Performance and Output Quality
OpenAI claims that Images 2.0 brings an unprecedented level of specificity and fidelity to image creation. The model can conceptualize complex images and execute them with precision, maintaining requested details and rendering intricate elements that often challenge previous models. This includes:
- Small text.
- Iconography.
- UI elements.
- Dense compositions.
- Subtle stylistic constraints.
All of this is achievable at resolutions of up to 2K, which is a significant upgrade over earlier models.

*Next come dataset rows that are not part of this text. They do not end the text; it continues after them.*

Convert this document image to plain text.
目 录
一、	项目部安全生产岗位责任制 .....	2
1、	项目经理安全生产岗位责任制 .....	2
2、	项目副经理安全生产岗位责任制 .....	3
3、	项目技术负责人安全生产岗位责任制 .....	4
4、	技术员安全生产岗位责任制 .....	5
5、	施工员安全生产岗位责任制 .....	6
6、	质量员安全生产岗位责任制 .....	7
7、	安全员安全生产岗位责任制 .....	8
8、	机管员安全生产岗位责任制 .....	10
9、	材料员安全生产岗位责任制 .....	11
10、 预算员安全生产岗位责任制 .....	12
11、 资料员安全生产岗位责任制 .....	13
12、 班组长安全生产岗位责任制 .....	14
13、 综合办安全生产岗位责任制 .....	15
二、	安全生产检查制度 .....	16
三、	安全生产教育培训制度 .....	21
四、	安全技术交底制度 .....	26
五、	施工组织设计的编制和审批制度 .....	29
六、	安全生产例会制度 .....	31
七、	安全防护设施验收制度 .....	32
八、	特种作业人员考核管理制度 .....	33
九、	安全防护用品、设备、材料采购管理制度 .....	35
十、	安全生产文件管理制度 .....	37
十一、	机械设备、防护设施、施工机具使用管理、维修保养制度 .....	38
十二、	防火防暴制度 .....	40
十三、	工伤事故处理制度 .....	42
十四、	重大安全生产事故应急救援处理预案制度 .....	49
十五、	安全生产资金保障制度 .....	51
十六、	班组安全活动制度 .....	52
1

Access and User Experience
Starting Tuesday, all ChatGPT and Codex users will have access to Images 2.0. However, paid users will benefit from the ability to generate more advanced outputs. OpenAI is also introducing the gpt-image-2 API, with pricing based on the quality and resolution of the outputs, making it accessible for various applications.
Conclusion
The ChatGPT Images 2.0 model represents a significant step forward in the capabilities of AI, particularly in generating coherent text alongside images. As technology continues to advance, the potential applications for such models are vast, ranging from marketing to creative storytelling. The improvements in language handling and image fidelity make it a promising tool for both professionals and casual users alike.
Note: The information in this article is based on the latest updates from OpenAI and reflects the state of AI technology as of April 2026.